In a rare departure, we are pleased to feature breaking news in the world of train songs today. In Carrboro, the state of North Carolina is unveiling a marker to honor Elizabeth Cotten, a resident famous for her song “Freight Train.” The linked article from the Raleigh News-Observer relates the whole tale, but as the story goes, as a teenager Cotton would sit outside her house and watch trains fly by on the Norfolk Southern Line. Inspired by this sight, she penned Freight Train, a simple ode to the Iron Horse. A bit of a morbid song coming from a teenager, “Freight Train” marvels at the speed of the train, and Cotten asks to be buried near the tracks when she dies so she “can hear old number 9 as she comes rolling by.” After marrying and moving out of the area, she mostly gave up guitar for decades, before she was discovered by the Seeger family in the 60s.

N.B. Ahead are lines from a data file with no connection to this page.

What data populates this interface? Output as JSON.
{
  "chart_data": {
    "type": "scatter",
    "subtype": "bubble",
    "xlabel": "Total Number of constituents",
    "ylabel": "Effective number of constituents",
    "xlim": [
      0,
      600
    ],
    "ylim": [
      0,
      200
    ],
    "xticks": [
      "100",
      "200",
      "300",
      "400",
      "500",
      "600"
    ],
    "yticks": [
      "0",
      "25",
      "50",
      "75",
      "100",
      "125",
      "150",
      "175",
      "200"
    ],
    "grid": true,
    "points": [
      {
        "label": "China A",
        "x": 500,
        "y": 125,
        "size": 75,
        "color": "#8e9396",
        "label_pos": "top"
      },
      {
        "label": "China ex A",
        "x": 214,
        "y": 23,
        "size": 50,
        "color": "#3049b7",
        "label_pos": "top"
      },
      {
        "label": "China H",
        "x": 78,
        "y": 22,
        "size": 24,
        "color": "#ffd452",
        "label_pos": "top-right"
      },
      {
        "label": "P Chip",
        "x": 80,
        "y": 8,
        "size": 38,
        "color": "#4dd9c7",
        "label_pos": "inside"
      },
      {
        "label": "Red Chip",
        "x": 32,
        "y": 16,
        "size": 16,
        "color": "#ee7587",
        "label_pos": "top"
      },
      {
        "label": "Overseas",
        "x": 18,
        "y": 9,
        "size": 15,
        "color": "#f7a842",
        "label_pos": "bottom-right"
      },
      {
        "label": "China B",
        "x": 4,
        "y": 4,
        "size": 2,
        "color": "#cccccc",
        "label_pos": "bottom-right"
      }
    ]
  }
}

This is our first entry in the category of train songs and historical markers, but its an interesting question to consider which train songs are linked to a physical site like this. This is not the first historical marker linked to a train song – the wreck of the Old 97 in Danville, VA has a marker as well. Beyond this wreck, all train wreck ballads are associated with some particular location, though many of these are not well preserved. For understandable reasons, railroad corporations are not particularly eager to mark out tragedies like these, and many of the sites of these wrecks occurred remain active rail lines, out of the reach of tourists’ prying eyes.
Swannanoa Tunnel in North Carolina, immortalized in song by Bascom Lamar Lunsford, among others, and site of a tragic cave-in, has a marker as well.
There are surely more of these out there, and this is a topic we will have to return to, but for now its nice to have a train-song related historical marker for something positive. The landscape of Carrboro, like many old railroad towns, remains dominated by the railroad, so the marker surely will integrate well into the area. Tracks run directly through the town, and one can grab dinner at the Southern Rail restaurant, or down a stiff drink at the Station, an old depot renovated and turned into a bar. If nothing else, this story gives us an excuse to head back to Carrboro sometime to check out the marker and the area’s great string of watering holes. Kudos to my new state of North Carolina for putting up the sign!